In medieval Prakrit, "Malla" was associated with wrestler. There is a legend that during the medieval period this town was the centre of wrestling in the Vidarbha and Marathwada region, hence the name Malegaon. Also, its strategic location made it famous and sometimes known as a gateway for Nijam Shahi and Mughals and it was a famous place where Shivaji mostly had come for Malneshwar Shivling Darshan.

==History ==
Medieval period and Raje Udaram family -- Malegaon Jahagir was a part of Mughal Berar since 1595. It was the Jahagir of Mughal nobleman Raje Udaram Deshmukh of Mahur. Later his wife Rai bagan or Raibaghini was the ruler of Malegaon Jahagir. The word Jahagir in the name of village depicts the Jahagir of Raje Udaram. The historically famous house, ruled from Malegaon Jahagir to Mahur. After the fall of Mughal empire, the family got Parwancha from Maratha king Chhatrapati Shahu Maharaj. In 1802, the jahagir of the house was divided into six parts viz. Malegaon jahangir, Wara Jahangir, Ansing, Washim, Mahur, Pusad and Kalamnuri among six brothers. Old district Gazetteer of Akola district, speaks about minor Jagirdar of branch of house namely, Gopalrao Kashirao Deshmukh. Today, his descendants are known by the surname ‘Raje’. There is a Shanaishwar Mahadeo temple of House of Raje Udaram in Malegaon Jahagir.

During the rule of Chhatrapati Shahu I, there was a continuous struggle between Nizam of Hyderabad, Bhosale of Nagpur and Peshwas for this part of berar. The territory was made a buffer state and the tax was divided into three parts for three different rulers. The house of Raje Udaram continued its rule as a Jahagirdar.

Rai Yaswant Rao Rajurkar was a noble mentioned in records of the Mughal administrative system during the reign of the Mughal emperor Aurangzeb. According to historian M. Athar Ali, he held a mansab of 4000/4000, indicating a high rank within the Mughal nobility.

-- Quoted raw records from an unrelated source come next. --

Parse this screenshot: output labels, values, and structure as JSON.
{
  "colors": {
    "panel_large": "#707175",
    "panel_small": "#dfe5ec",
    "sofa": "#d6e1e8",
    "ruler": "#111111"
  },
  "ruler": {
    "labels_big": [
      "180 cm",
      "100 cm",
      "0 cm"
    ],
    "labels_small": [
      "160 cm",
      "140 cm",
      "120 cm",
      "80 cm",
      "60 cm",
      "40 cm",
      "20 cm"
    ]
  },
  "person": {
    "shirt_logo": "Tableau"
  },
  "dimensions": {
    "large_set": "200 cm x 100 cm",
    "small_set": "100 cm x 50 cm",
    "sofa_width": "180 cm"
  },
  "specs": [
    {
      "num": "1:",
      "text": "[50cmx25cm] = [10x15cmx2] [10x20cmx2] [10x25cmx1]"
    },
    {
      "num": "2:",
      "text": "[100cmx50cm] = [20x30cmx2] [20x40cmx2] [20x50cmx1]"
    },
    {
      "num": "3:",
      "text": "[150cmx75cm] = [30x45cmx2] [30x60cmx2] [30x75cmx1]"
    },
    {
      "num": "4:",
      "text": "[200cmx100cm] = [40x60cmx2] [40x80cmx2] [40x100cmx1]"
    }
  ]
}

Raosaheb Bimbaji Vanjal (Vanjari) Rajurkar is mentioned in regional historical literature as a sardar connected with the Nagpur Bhonsale state Raghuji_1 Era

==Location ==
Malegaon is 20 km from district headquarter Washim. 275 km from Nagpur and 531 km from state capital Mumbai.

==Demographics ==
According to the 2011 Census the population of Malegaon is 50,322

==Tourism ==
There are many temples in the Malegaon area such as Nagartas Devi Sansthan, Davha and Malneshvar Temple. The village named Shirpur Jain which is near to Malegaon famous for a statue of Lord Parshwanath which is stable in the air without support

==Education ==
In Malegaon there are college named Ramrao Zhanak College of Arts, Science and Commerce. Others schools are N N Mundada High School and Science, Commerce, Arts Jr College.Shantikisan Junior college Kalambeshwar

==Transport ==
Malegaon is well connected by road to other cities like Washim, Risod, Mehkar, Akola, Karanja. Washim railway station is the nearest railway station from Malegaon. Jaulka railway station is the second railway station near Malegaon. The nearest international airport from Malegaon is the Dr. Babasaheb Ambedkar International Airport at Nagpur. Akola and Amravati are other airports near Malegaon.

==Modern Days ==
Now in modern days it is famous for cultivation of pulses, soya, wheat and other agricultural products. Another distinction is from the excellent printing industry this town offers.